Öte yandan, 21.2.1967 günlü ve 832 sayılı Sayıştay Kanununun geçici 8.maddesinde 1961 Anayasasının 116.maddesinde yer alan İl Özel İdareleriyle Belediyelerin mali işlemlerinin denetlenmesine dair yasa yürürlü ğe girinceye kadar 2514 sayılı Yasa ile bu Yasaya ek yasaların İl Özel idareleriyle belediyelere ait hükümlerinin yürürlükte kalacağı belirtilmiştir. 1961 Anayasasının “Mahalli İdarelerin… maliye ve kolluk işleri… kanunla düzenlenir.” biçimindeki hükmü 1982 Anayasasında da aynen yenilenmiş, ancak, söz konusu yasa henüz çıkarılmamıştır.

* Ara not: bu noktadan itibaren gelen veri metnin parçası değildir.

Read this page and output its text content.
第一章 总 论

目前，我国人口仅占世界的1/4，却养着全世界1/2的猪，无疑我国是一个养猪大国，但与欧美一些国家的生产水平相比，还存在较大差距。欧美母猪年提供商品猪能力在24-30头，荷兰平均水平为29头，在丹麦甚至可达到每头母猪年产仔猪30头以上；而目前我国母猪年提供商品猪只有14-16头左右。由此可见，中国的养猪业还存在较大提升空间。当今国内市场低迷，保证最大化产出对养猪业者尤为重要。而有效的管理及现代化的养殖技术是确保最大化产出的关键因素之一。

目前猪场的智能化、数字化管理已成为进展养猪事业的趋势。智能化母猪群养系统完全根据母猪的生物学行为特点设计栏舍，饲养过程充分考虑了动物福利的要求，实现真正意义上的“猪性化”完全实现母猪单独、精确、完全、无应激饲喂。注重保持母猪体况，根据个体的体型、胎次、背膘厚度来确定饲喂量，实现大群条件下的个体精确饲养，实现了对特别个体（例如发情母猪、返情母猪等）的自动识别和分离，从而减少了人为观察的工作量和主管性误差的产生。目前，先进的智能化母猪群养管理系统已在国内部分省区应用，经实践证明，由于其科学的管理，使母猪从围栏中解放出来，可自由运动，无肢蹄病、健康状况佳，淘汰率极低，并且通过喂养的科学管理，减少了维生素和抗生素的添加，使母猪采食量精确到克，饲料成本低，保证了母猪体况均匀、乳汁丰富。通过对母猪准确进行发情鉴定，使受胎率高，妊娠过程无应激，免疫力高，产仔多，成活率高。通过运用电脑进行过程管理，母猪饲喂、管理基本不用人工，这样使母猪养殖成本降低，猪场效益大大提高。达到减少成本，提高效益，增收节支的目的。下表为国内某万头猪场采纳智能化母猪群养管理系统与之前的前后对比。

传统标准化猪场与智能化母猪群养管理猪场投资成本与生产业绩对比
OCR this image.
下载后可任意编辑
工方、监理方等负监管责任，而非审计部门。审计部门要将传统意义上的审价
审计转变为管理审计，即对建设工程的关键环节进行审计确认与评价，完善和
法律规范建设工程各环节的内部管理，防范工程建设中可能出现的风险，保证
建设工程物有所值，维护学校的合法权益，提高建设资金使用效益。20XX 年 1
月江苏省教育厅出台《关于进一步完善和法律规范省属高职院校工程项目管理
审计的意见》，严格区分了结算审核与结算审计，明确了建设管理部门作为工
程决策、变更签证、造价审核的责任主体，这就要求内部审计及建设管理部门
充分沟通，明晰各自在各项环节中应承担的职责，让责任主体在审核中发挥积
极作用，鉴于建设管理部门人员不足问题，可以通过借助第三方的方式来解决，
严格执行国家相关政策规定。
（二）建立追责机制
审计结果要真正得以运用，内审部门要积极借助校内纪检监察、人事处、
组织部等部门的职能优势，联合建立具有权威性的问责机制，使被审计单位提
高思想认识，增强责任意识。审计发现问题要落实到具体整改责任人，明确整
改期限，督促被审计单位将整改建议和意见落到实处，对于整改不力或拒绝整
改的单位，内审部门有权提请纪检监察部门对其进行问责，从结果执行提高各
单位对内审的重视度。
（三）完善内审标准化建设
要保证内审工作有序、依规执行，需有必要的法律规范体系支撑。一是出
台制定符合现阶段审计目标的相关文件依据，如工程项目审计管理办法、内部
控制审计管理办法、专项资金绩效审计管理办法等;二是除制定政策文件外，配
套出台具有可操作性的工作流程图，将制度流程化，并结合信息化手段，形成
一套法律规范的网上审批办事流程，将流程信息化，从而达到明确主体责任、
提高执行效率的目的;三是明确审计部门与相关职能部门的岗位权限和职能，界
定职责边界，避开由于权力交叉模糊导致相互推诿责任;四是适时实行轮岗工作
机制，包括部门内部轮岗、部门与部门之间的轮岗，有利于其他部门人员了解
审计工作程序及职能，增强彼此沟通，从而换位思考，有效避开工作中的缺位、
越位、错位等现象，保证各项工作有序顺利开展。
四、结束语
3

Bu nedenle de mahalli idarelerin mali işlemlerinin denetlenmesi Sayıştayca
yapılmaya devam olunacaktır.
2514 sayılı Yasanın 68.maddesinde belediyelerin muhasip hesaplarının birinci derecede belediye encümeni ve meclisince, ikinci derecede ise Sayıştay;ca denetleneceği, tasdik tarihinden itibaren belediye meclislerinin bir ay içinde verecekleri karar suretiyle o yılkı bütçelerinin ve hesaplarının Sayıştay; gönderileceği, Sayıştayca verilecek karara göre alakadarlar hakkında işlem yapılacağı hükmü yer aldığına göre Belediyeye bağlı bir hizmet birimi olan işletme ve müesseselerin muhasip hesaplarıyla kati hesaplarının birinci derecede belediye encümenleri ve meclislerince denetlenmesi, ikinci derecede denetlemenin ise Sayıştay’ca yapılması zorunlu bulunmaktadır.
Bu itibarla, yılları, kesin hesapları Belediye Meclisince incelendiğine, bu hesapları ikinci derecede inceleyerek sorumlular hakkında karar verme yetkisi de Sayıştay’a ait bulunduğuna göre, Belediye Meclisince incelenip karara bağlanan kesin hesaplara ilişkin olarak sonradan oluşan uyuşmazlıkların çözümü de Sayıştayın yetkisindedir.
Nitekim, Danıştay Genel Kurulunun 25.4.1957 günlü ve E: 191957/1080, K: 1957/758 sayılı, 30.9.1957 günlü ve E: 1957/2116, K: 1957/891 sayılı kararlarıyla Danıştay Dava Daireleri Kurulunun 8.4.1966 gün ve E: 1961/107, K: 1966/402 sayılı ve 22.11.1968 gün ve E: 1968/332, K:1968/761 sayılı, İdari İşler Kurulunun 23.6.1988 günlü ve E:1988/71, K: 1988/97 sayılı kararları da bu doğrultuda bulunmaktadır.
Yukarıda belirtilen nedenlerle, mahalli idarelerce kurulan ve ayrı tüzel kişiliği bulunmayan işletme ve müesseselerin mali denetimlerinin Sayıştayca yapılması gerektiği mütalaa kılındı.